Professor Jean O’Sullivan is a Consultant in Emergency Medicine at Tallaght University
Hospital, in Dublin, Clinical Professor of Emergency Medicine at Trinity College Dublin, and
Chair of the Board and Founder of Global Emergency Care Skills (a.k.a. GECS),
a voluntary, non-profit charity organisation which she founded in 2008, and which provides
high quality emergency care training to healthcare professionals in Africa. To date, GECS has
provided training courses for over 600 doctors, nurses and clinical officers in six African
countries, where sepsis and trauma are the leading causes of death.

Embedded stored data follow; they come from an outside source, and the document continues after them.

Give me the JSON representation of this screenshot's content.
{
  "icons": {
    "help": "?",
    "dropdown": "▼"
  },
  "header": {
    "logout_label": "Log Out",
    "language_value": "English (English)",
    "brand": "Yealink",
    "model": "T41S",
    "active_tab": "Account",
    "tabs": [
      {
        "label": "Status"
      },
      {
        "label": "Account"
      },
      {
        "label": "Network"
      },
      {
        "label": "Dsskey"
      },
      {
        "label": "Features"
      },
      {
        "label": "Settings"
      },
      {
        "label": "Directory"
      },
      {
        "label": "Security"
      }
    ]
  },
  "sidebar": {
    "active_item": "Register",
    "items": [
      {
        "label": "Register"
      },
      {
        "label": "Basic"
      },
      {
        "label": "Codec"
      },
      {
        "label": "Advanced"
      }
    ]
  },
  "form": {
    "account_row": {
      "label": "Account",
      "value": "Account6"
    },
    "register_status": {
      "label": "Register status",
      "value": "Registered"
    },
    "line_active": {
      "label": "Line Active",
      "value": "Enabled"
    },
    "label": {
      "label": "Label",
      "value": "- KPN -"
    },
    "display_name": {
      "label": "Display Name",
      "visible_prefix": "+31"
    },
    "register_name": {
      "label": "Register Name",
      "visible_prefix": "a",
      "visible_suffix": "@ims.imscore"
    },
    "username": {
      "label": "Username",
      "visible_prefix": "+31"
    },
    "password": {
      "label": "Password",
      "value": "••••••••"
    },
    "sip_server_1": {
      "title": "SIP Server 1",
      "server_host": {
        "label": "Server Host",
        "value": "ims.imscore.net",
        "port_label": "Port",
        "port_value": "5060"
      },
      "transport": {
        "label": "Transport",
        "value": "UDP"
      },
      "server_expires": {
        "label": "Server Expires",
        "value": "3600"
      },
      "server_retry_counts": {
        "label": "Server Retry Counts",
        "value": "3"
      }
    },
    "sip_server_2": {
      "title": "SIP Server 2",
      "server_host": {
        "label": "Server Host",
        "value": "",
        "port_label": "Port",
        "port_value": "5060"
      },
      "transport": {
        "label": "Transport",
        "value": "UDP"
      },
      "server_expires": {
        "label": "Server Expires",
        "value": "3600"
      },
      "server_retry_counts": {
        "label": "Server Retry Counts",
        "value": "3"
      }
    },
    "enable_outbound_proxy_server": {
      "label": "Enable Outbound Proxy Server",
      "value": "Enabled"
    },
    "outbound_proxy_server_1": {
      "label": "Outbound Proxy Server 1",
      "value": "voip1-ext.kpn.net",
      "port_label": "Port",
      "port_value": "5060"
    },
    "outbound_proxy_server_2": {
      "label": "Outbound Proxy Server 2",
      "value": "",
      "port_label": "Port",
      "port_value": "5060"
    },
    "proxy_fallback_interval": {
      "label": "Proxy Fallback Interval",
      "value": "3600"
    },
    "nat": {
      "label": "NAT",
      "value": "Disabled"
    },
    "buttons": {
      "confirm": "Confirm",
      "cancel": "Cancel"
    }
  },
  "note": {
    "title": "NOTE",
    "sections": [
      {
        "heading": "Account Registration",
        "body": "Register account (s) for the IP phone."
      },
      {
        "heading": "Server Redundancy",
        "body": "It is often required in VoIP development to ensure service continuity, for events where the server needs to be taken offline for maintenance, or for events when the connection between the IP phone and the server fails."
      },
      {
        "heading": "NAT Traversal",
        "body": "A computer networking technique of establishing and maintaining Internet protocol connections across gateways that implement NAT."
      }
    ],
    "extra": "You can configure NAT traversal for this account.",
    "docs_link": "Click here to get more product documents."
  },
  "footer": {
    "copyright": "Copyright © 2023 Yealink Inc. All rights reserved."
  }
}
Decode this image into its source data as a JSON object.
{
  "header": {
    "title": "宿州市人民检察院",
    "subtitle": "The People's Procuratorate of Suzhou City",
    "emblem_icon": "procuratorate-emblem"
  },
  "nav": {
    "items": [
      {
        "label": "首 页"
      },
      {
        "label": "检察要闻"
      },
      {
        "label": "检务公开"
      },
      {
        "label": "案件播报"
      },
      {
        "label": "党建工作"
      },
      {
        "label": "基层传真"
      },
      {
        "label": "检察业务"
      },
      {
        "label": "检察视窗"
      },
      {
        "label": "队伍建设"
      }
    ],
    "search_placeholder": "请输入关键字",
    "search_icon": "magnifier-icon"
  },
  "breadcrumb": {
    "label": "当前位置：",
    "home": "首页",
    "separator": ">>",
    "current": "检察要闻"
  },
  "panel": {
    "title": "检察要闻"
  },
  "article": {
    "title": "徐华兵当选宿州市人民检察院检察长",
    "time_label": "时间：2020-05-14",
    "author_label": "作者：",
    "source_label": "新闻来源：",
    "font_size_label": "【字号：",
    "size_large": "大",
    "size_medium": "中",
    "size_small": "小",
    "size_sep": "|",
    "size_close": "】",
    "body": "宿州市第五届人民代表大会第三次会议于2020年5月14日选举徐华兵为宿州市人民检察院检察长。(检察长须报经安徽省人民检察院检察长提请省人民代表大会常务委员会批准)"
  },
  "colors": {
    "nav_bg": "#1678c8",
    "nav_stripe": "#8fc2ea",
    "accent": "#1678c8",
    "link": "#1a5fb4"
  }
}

GECS training is provided through simulation-based courses in trauma care, resuscitation
skills and major incident management. All of the instructors are volunteers, who pay for their
own travel, and fund-raise for the organisation, and they’ve included paramedics from the
Dublin Fire Brigade, and many of the Ireland’s leading emergency physicians, like Drs Ger
O’Connor, Eoin Fogarty, Cian McDermott, and Rob Eager, as well as Jean herself.

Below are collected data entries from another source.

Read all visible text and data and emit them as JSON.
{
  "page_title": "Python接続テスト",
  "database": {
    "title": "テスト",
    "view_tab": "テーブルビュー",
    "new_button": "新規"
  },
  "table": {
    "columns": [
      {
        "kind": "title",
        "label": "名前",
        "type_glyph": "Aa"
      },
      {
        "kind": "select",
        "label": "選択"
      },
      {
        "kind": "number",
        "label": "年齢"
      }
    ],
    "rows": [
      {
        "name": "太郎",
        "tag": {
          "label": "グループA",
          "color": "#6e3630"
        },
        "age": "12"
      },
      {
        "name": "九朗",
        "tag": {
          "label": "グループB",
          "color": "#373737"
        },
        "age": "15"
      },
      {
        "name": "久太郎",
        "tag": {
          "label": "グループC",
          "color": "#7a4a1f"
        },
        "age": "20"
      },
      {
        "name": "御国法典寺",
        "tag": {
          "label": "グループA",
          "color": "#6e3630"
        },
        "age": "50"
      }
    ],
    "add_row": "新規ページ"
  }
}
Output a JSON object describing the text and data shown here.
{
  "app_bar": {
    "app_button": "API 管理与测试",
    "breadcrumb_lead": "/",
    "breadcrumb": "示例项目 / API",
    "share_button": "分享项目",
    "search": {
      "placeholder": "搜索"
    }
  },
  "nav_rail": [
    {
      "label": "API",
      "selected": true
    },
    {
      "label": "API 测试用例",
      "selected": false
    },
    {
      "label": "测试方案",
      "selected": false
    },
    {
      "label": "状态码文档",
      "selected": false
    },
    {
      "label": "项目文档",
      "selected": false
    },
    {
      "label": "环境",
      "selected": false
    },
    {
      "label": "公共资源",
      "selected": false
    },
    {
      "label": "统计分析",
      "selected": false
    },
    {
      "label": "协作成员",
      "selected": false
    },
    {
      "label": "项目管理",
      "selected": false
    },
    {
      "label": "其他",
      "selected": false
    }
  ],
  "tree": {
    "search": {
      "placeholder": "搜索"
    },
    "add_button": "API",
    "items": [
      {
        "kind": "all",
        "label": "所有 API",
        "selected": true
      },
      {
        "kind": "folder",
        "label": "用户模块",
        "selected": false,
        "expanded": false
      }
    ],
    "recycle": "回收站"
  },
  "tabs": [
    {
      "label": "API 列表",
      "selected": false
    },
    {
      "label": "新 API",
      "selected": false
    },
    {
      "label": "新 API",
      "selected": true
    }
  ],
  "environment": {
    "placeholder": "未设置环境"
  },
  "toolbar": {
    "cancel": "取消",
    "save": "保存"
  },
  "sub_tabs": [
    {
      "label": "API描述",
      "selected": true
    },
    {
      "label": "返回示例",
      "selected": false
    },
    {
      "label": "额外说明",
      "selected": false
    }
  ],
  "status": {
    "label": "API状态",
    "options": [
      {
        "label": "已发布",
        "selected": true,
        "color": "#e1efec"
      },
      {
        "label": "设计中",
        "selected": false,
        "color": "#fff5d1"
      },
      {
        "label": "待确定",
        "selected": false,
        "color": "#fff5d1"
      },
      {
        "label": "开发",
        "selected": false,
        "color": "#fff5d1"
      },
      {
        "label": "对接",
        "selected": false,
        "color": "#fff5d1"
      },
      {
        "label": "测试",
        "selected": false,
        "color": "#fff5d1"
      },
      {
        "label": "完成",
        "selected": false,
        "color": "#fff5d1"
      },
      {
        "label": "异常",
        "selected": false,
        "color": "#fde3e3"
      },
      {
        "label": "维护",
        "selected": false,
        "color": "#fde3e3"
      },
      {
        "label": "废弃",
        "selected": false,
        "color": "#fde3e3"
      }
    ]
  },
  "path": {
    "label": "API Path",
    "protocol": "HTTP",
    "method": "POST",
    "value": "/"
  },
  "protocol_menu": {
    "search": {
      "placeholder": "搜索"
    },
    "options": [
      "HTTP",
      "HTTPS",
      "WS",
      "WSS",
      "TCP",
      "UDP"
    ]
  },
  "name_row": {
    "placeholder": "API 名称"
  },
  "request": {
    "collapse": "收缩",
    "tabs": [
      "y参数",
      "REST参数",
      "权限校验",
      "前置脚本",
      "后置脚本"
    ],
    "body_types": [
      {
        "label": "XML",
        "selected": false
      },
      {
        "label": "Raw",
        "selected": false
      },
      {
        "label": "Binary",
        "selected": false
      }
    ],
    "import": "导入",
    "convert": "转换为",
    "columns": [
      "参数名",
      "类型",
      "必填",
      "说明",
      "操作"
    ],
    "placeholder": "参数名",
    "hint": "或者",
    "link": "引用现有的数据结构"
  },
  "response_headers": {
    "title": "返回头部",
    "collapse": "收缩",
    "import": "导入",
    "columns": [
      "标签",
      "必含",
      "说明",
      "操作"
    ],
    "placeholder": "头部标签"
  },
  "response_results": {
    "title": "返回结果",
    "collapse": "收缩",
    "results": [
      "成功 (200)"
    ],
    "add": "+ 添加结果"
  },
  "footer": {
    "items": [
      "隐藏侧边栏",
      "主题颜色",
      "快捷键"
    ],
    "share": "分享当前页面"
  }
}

Once the courses are completed, local trainers are empowered to continue the skills training
for other colleagues and to lead the regional development of emergency care, and both
teaching equipment and lifesaving medical equipment (like portable ultrasound machines) are
provided to their hospitals. GECS has partnered with the World Health Organisation, the
College of Surgeons of East, Central and Southern Africa, and the African Federation for
Emergency Medicine.
In 2021, GECS was the winner of the prestigious Royal College of Emergency Medicine
William Rutherford Humanitarian Award. And in June 2024, Professor O’Sullivan was
presented with the International Federation of Emergency Medicine Humanitarian Award in
Taiwan, for her ‘exemplary leadership ...(in the) development of safer emergency care in
areas of sub-Saharan Africa over the course of 16 years, through her vision, hard work and
the ability to inspire others’. It is no exaggeration to say that the announcement of the latter
award, in particular, was received with undiluted pride by the whole of the Irish emergency
medicine community.
In this podcast episode, Jean reflects on the origins of her humanitarian work and her growing
involvement in global online medical education with the United Nations, as well as the major
activities ‘at home’ with which she has been associated, from a ‘whistleblowing’ saga to her
role with the Injuries Resolution Board, as well as her therapeutic pastime of painting.
And in the process, the listener will hear how she left the podcast host very red-faced, indeed!